Monday 26 December 2011

working off the pudding

So, the presents were exchanged, and we are both the happy possessors of some books that we were hoping for, and some that we didn't know existed but like them now we've seen them.  I think the Systems Administrator was genuinely amazed to receive a copy of Revolution and counterrevolution: Class struggle in a Moscow Metal Factory, but in a good way, and I am looking forward to reading The Prince of the Marshes and other occupational hazards of a year in Iraq, though I did start yesterday with Gardens of the World.  It looked a less demanding read, after all that lunch, and it has nice pictures.  The big tabby tried to eat the string from the gammon, and apart from that all passed off peacefully.
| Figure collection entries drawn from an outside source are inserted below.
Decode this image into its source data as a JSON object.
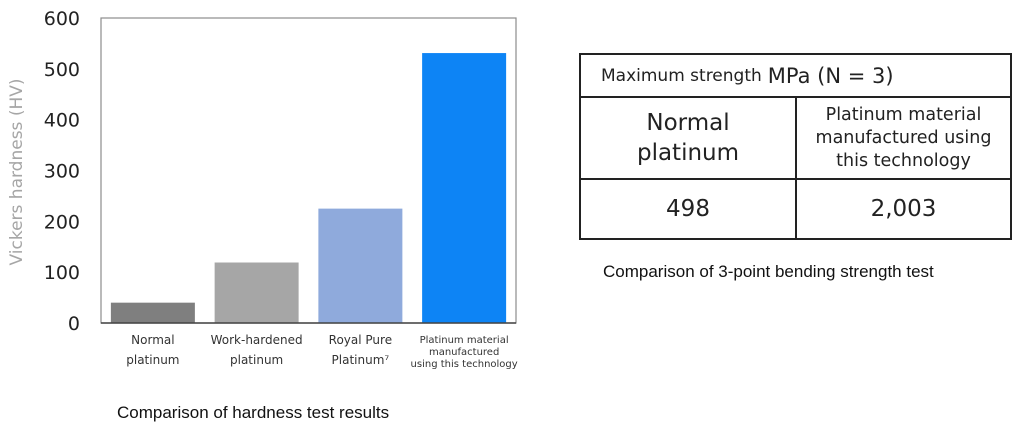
{
  "chart_data": {
    "type": "bar",
    "categories": [
      [
        "Normal",
        "platinum"
      ],
      [
        "Work-hardened",
        "platinum"
      ],
      [
        "Royal Pure",
        "Platinum⁷"
      ],
      [
        "Platinum material",
        "manufactured",
        "using this technology"
      ]
    ],
    "values": [
      40,
      119,
      225,
      531
    ],
    "bar_colors": [
      "#7f7f7f",
      "#a6a6a6",
      "#8faadc",
      "#0d84f5"
    ],
    "ylabel": "Vickers hardness (HV)",
    "ylim": [
      0,
      600
    ],
    "yticks": [
      "0",
      "100",
      "200",
      "300",
      "400",
      "500",
      "600"
    ],
    "grid": false,
    "caption": "Comparison of hardness test results"
  },
  "table": {
    "title_prefix": "Maximum strength",
    "title_unit": "MPa (N = 3)",
    "header_col1": "Normal platinum",
    "header_col2": "Platinum material manufactured using this technology",
    "value_col1": "498",
    "value_col2": "2,003",
    "caption": "Comparison of 3-point bending strength test"
  }
}
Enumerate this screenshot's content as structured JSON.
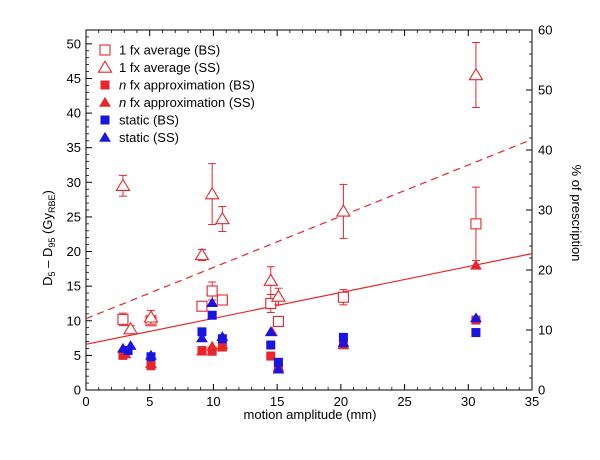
{
  "chart_data": {
    "type": "scatter",
    "xlabel": "motion amplitude (mm)",
    "ylabel_left_main": "D",
    "ylabel_left_sub1": "5",
    "ylabel_left_mid": " – D",
    "ylabel_left_sub2": "95",
    "ylabel_left_unit": " (Gy",
    "ylabel_left_unit_sub": "RBE",
    "ylabel_left_close": ")",
    "ylabel_right": "% of prescription",
    "xlim": [
      0,
      35
    ],
    "ylim_left": [
      0,
      52
    ],
    "ylim_right": [
      0,
      60
    ],
    "x_ticks": [
      "0",
      "5",
      "10",
      "15",
      "20",
      "25",
      "30",
      "35"
    ],
    "y_left_ticks": [
      "0",
      "5",
      "10",
      "15",
      "20",
      "25",
      "30",
      "35",
      "40",
      "45",
      "50"
    ],
    "y_right_ticks": [
      "0",
      "10",
      "20",
      "30",
      "40",
      "50",
      "60"
    ],
    "colors": {
      "red": "#e8262a",
      "blue": "#1a14e0",
      "axis": "#000000"
    },
    "legend": [
      {
        "label": "1 fx average (BS)",
        "italic_prefix": "",
        "marker": "square-open",
        "color": "#e8262a"
      },
      {
        "label": "1 fx average (SS)",
        "italic_prefix": "",
        "marker": "triangle-open",
        "color": "#e8262a"
      },
      {
        "label": " fx approximation (BS)",
        "italic_prefix": "n",
        "marker": "square-filled",
        "color": "#e8262a"
      },
      {
        "label": " fx approximation (SS)",
        "italic_prefix": "n",
        "marker": "triangle-filled",
        "color": "#e8262a"
      },
      {
        "label": "static (BS)",
        "italic_prefix": "",
        "marker": "square-filled",
        "color": "#1a14e0"
      },
      {
        "label": "static (SS)",
        "italic_prefix": "",
        "marker": "triangle-filled",
        "color": "#1a14e0"
      }
    ],
    "series": [
      {
        "name": "1 fx average (BS)",
        "marker": "square-open",
        "color": "#e8262a",
        "points": [
          {
            "x": 2.9,
            "y": 10.2,
            "yerr": 0.9
          },
          {
            "x": 5.1,
            "y": 10.0,
            "yerr": 0.6
          },
          {
            "x": 9.1,
            "y": 12.1,
            "yerr": 0.5
          },
          {
            "x": 9.9,
            "y": 14.3,
            "yerr": 1.3
          },
          {
            "x": 10.7,
            "y": 13.0,
            "yerr": 0.4
          },
          {
            "x": 14.5,
            "y": 12.5,
            "yerr": 1.3
          },
          {
            "x": 15.1,
            "y": 9.9,
            "yerr": 0.5
          },
          {
            "x": 20.2,
            "y": 13.4,
            "yerr": 1.1
          },
          {
            "x": 30.6,
            "y": 24.0,
            "yerr": 5.3
          }
        ]
      },
      {
        "name": "1 fx average (SS)",
        "marker": "triangle-open",
        "color": "#e8262a",
        "points": [
          {
            "x": 2.9,
            "y": 29.5,
            "yerr": 1.5
          },
          {
            "x": 3.5,
            "y": 8.8,
            "yerr": 0.5
          },
          {
            "x": 5.1,
            "y": 10.5,
            "yerr": 1.0
          },
          {
            "x": 9.1,
            "y": 19.5,
            "yerr": 0.8
          },
          {
            "x": 9.9,
            "y": 28.3,
            "yerr": 4.4
          },
          {
            "x": 10.7,
            "y": 24.7,
            "yerr": 1.8
          },
          {
            "x": 14.5,
            "y": 15.8,
            "yerr": 2.0
          },
          {
            "x": 15.1,
            "y": 13.5,
            "yerr": 1.2
          },
          {
            "x": 20.2,
            "y": 25.8,
            "yerr": 3.9
          },
          {
            "x": 30.6,
            "y": 45.5,
            "yerr": 4.7
          }
        ]
      },
      {
        "name": "n fx approximation (BS)",
        "marker": "square-filled",
        "color": "#e8262a",
        "points": [
          {
            "x": 2.9,
            "y": 5.0
          },
          {
            "x": 5.1,
            "y": 3.5
          },
          {
            "x": 9.1,
            "y": 5.7
          },
          {
            "x": 9.9,
            "y": 5.6
          },
          {
            "x": 10.7,
            "y": 6.2
          },
          {
            "x": 14.5,
            "y": 4.9
          },
          {
            "x": 15.1,
            "y": 3.2
          },
          {
            "x": 20.2,
            "y": 6.6
          },
          {
            "x": 30.6,
            "y": 10.1
          }
        ]
      },
      {
        "name": "n fx approximation (SS)",
        "marker": "triangle-filled",
        "color": "#e8262a",
        "points": [
          {
            "x": 3.1,
            "y": 5.2
          },
          {
            "x": 5.1,
            "y": 3.8
          },
          {
            "x": 9.1,
            "y": 5.6
          },
          {
            "x": 9.9,
            "y": 6.3
          },
          {
            "x": 10.7,
            "y": 6.5
          },
          {
            "x": 14.6,
            "y": 8.4
          },
          {
            "x": 15.1,
            "y": 3.3
          },
          {
            "x": 20.2,
            "y": 6.5
          },
          {
            "x": 30.6,
            "y": 18.0
          }
        ]
      },
      {
        "name": "static (BS)",
        "marker": "square-filled",
        "color": "#1a14e0",
        "points": [
          {
            "x": 3.3,
            "y": 5.7
          },
          {
            "x": 5.1,
            "y": 4.8
          },
          {
            "x": 9.1,
            "y": 8.4
          },
          {
            "x": 9.9,
            "y": 10.8
          },
          {
            "x": 10.7,
            "y": 7.4
          },
          {
            "x": 14.5,
            "y": 6.5
          },
          {
            "x": 15.1,
            "y": 4.0
          },
          {
            "x": 20.2,
            "y": 7.6
          },
          {
            "x": 30.6,
            "y": 8.3
          }
        ]
      },
      {
        "name": "static (SS)",
        "marker": "triangle-filled",
        "color": "#1a14e0",
        "points": [
          {
            "x": 2.9,
            "y": 6.0
          },
          {
            "x": 3.5,
            "y": 6.4
          },
          {
            "x": 5.1,
            "y": 5.0
          },
          {
            "x": 9.1,
            "y": 7.5
          },
          {
            "x": 9.9,
            "y": 12.6
          },
          {
            "x": 10.7,
            "y": 7.7
          },
          {
            "x": 14.5,
            "y": 8.4
          },
          {
            "x": 15.1,
            "y": 3.0
          },
          {
            "x": 20.2,
            "y": 6.8
          },
          {
            "x": 30.6,
            "y": 10.4
          }
        ]
      }
    ],
    "fit_lines": [
      {
        "name": "fit 1 fx average (SS)",
        "style": "dashed",
        "color": "#e8262a",
        "from": {
          "x": 0,
          "y": 10.3
        },
        "to": {
          "x": 35,
          "y": 36.2
        }
      },
      {
        "name": "fit 1 fx average (BS)",
        "style": "solid",
        "color": "#e8262a",
        "from": {
          "x": 0,
          "y": 6.6
        },
        "to": {
          "x": 35,
          "y": 19.7
        }
      }
    ]
  }
}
It feels slightly odd not being at work today, it being a Monday, but the plant centre is closed.  Not for us the frenzy of the Boxing Day sales.  Since it was warm, dry and fairly calm, I got on with raking up leaves from the young oak tree in the back garden.  It was planted by our predecessors, not long before we moved in, and we always call it 'the little oak tree', although 18 years on it is not very little.  The leaves hung on until not long before Christmas, then the strong winds took them off and blew a lot of them into the borders, which is slightly irritating as I want them to make leaf mould, and it is far quicker raking them off the lawn than picking them out from among the plants in the beds.
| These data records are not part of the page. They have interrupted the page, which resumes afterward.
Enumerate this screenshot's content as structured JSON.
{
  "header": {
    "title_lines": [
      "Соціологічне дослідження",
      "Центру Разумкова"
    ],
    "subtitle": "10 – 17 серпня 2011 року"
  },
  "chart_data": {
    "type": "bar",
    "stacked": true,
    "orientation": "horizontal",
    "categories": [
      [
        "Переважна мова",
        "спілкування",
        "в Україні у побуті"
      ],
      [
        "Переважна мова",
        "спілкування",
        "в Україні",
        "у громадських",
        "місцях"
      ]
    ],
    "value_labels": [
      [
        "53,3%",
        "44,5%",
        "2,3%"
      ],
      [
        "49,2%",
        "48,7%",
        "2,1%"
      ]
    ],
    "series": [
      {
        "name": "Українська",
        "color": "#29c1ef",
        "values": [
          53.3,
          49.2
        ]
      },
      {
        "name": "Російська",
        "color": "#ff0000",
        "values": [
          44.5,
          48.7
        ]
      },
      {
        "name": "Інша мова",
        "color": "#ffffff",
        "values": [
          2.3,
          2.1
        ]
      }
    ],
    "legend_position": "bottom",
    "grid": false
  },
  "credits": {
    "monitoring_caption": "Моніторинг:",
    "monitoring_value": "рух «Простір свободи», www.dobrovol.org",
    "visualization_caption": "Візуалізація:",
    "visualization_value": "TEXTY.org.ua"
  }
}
Raking is good post Christmas lunch exercise.  I have a plastic lawn rake with broad tines, that can't spear leaves on their tips.  The secret is to grasp the handle with your palms and the flat, palm side of your fingers, all those bits of the hand that naturally and easily form callous in response to manual work.  Avoid running it over the soft flap between thumb and index finger.  It's easily done without thinking, and at the end of the session you will have removed a disc of skin from your hand, which will sting like hell.  The same thing holds true for holding brushes if you are painting a wall or fence.

I also went on cutting the remains of the long grass at the edges of the daffodil lawn.  That's a job that I started and half finished about two months ago, then got sidetracked into doing other things.  Some of the clippings are green, but I'm hoping that they'll burn OK on the bonfire, mixed in with the brambles I've been cutting out of the wood, and other woody debris.  They look too weedy to put on the compost heap.  The eleagnus hedge has ballooned out over the lawn, and I'm taking that back as well.  I can't believe that one is supposed to cut Eleagnus x ebbingei in late December, and if we have a sudden cold spell (not unlikely in January and February) the hedge may suffer and I shall wish I'd done things more by the book.  With the mild autumn the hedge has just kept growing, and if I leave cutting it until the spring I'll trample on the daffodils.  I haven't seen any emerging daffodil leaves yet, but I expect they'll be through pretty soon, if the weather continues like this.

Blackbirds and robins were singing all around the garden.  It's easy to forget that the worst of the winter is probably still to come.